Tuesday, December 15, 2009

Guilin: Day 2

The correct way to see Guilin and its attractions is to visit Longji first after arriving in Guilin because Longji is north of Guilin and all the other attractions are in the south. You don't want to do the south and lug all your luggage (which will build up as you go) up to the north like we did. Longji is famous for its terraced rice fields, golden in the fall and green in summer. Two hours north of Guilin by car or bus, Longji is the one place I want to visit again some day.

Instead of going to Longji, I decided that we should go to Haiyang Xiang, a small town 1 hour's drive south of Guilin, because I wanted to catch the gingko trees in their golden splendor. Haiyang Xiang is famous for its aged gingko trees; the oldest tree we saw was 1,600 years old. Gingko trees are considered living fossils.

We hired a taxi from Guilin to Daxu, a town halfway to Haiyang Xiang, for 60 Yuan/RM30/US$8. The great thing about taxis in China is that our family of five can all sit in one car. It is only slightly more expensive to move around in a taxi than a bus but you can make stops wherever you like and there's no schedule to stick to. We made a stop for breakfast at the driver's fav Guilin mifen shop and my kids now remember the mifen as the best Guilin mifen. Unfortunately my daughter lost the memory card of the photos she took on the first 2 days and I don't have the photo of the shop to show. Nearly all shops and other buildings in Guilin don't have signs in English so it is rather hard for people who can't read Chinese.


After getting your bowl of mifen, you go to the condiments station and choose your choice of toppings. The large stainless steel pot holds the soup.


The toppings are pickled long beans, dried radish, Guilin chili sauce, fresh chopped chilies, spring onions and crispy fried soya beans which I prefer to the fried peanuts that some shops serve. Guilin mifen is very simple, humble food but it is SO delicious! The noodles are super smooth and silky even though they are made from dried noodles. I don't know why we can't find them in Malaysia because they are exactly the same thickness of assam laksa noodles, except our noodles are coarser, drier and lack the fragrance of rice.


The driver wouldn't sit down with us and ate his noodles standing up, which I found was common practice in small towns.


You can imagine how hot the stuff was. We realized after this that we had to go easy on the chili. Imagine chopped birds eyes chilies (yes, they have them in China) and Guilin chili sauce in your noodles. The driver also taught us to eat our mifen without the soup first and add soup halfway so we get to taste both dry and soupy noodles. Clever but I still prefer my noodles in soup especially on a cold day.

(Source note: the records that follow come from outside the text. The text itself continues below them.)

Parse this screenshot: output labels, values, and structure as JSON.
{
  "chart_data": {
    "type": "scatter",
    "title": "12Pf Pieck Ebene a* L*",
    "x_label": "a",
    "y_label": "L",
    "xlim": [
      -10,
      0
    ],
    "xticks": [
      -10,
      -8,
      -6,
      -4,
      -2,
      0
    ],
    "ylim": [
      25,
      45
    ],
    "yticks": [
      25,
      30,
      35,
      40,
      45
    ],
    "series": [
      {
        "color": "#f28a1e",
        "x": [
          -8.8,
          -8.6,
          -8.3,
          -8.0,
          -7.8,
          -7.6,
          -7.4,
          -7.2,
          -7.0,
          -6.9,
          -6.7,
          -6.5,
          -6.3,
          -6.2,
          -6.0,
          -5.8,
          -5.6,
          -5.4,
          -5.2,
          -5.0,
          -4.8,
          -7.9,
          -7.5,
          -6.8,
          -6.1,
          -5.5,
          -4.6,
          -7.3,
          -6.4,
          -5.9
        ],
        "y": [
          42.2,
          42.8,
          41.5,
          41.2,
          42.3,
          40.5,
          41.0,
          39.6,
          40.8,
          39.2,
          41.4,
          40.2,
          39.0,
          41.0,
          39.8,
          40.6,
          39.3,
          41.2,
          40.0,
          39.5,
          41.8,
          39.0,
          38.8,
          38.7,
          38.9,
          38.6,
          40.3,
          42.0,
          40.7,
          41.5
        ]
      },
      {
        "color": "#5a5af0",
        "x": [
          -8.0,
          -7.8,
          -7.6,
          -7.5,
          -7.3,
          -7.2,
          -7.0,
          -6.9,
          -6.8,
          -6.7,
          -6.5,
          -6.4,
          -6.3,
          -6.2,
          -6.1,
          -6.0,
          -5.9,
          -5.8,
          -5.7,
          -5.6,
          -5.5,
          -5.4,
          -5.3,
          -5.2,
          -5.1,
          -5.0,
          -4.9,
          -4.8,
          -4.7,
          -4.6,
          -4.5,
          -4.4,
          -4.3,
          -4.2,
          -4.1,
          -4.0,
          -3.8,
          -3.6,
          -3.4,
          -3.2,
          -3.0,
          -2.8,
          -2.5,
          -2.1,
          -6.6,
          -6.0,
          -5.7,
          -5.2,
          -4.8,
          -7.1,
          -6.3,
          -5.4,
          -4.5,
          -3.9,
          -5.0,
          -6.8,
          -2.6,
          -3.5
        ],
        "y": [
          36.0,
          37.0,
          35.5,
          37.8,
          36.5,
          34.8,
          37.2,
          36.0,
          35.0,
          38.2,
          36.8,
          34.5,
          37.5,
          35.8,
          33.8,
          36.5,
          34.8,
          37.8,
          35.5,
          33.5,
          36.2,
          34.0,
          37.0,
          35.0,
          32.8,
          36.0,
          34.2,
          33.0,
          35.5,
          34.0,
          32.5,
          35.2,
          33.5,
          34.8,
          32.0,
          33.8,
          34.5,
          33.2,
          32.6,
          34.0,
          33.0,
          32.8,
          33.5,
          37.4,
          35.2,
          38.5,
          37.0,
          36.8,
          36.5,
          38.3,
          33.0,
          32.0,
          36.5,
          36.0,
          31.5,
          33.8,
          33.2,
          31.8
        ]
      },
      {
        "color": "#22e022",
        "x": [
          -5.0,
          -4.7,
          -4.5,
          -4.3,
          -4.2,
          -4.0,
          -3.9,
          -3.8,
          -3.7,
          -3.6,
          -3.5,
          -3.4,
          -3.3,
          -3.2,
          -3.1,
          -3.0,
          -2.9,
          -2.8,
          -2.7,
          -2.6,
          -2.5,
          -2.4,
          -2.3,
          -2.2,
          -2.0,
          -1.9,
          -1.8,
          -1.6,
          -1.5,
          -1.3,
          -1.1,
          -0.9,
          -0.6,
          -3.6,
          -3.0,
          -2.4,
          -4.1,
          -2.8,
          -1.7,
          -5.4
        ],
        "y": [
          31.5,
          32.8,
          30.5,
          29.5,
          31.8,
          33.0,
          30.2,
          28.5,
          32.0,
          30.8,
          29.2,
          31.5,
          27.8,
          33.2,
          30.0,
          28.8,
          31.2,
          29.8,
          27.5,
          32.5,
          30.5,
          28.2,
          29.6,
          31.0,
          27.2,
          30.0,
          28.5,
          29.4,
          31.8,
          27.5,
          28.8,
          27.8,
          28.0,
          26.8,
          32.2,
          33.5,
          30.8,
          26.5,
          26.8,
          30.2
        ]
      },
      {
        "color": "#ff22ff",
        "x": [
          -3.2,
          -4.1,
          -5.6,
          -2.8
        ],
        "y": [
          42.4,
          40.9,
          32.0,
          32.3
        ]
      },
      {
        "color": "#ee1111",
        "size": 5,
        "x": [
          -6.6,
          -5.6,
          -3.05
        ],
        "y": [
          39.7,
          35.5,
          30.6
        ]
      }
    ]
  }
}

We stopped by the town of Daxu to visit the ancient street but for me, it was mainly to eat the best bowl of Guilin mifen which I had 3 years ago. Unfortunately, the restaurant had been renovated and I wasn't sure if the cook was the same one so we went to another shop a couple of doors away which was filled with locals. It looked dirty ("dodgy" in my kids' words; they used that word so many times in reference to so many things in China that my husband banned it). The Guilin mifen was great, a bit too oily, and I felt uneasy eating it.

For 2 Yuan/RM1/US$0.28, you can visit one of the old houses. It was so cheap Hub paid the couple double.


You enter into the hall/sitting room where pictures of Mao and Chou remind you that you are in communist China.


The husband was cooking lunch (fried greens; it looked delicious) on a firewood stove, much like the rest of rural China.



Upstairs, the wooden bed is typically set by the side of a wall, and mosquito nets drape the canopy. The bed area used to be a small silo for unmilled rice.


The house has many skylights to illuminate it, reminding me of Baba Nyonya houses. This skylight shines into the courtyard below and the 'well' allows you to see into the courtyard.


At the corner of the room, a dusty Chinese coffin made my heart jumped. The wife said this was 'investment for the future' and I politely nodded. Many older Chinese make preparations for their death, buying shoes, clothes and coffins. This coffin is made from a large tree, and it still scares me to see one because when I was little, there were a couple of casket shops in Menggatal that freaked me out when we drove by because I had never been to a funeral. Chinese coffins look extra spooky to me and I am surprised by the sombreness in this photo. However, my kids didn't find it any spookier than a log so I think it's conditioning of the mind.


ssblurqueen said...

I am reading Wild Swan for the 2nd time and my visual while reading is how basic life was then (and maybe now). Your pictures speak the lives of people then and now.

ch3rri said...

Yeah..scary. We went to visit one of the old house and in there the old couple have a coffin in there too. They were preparing for their future too.

Nghi said...

Thanks for sharing all your photos and souvenirs . As usual, it's a pleasure to read your blog .

LiZhenYAn said...

Do you still have the taxi contact number? Also is it saved just to hired any taxi driver?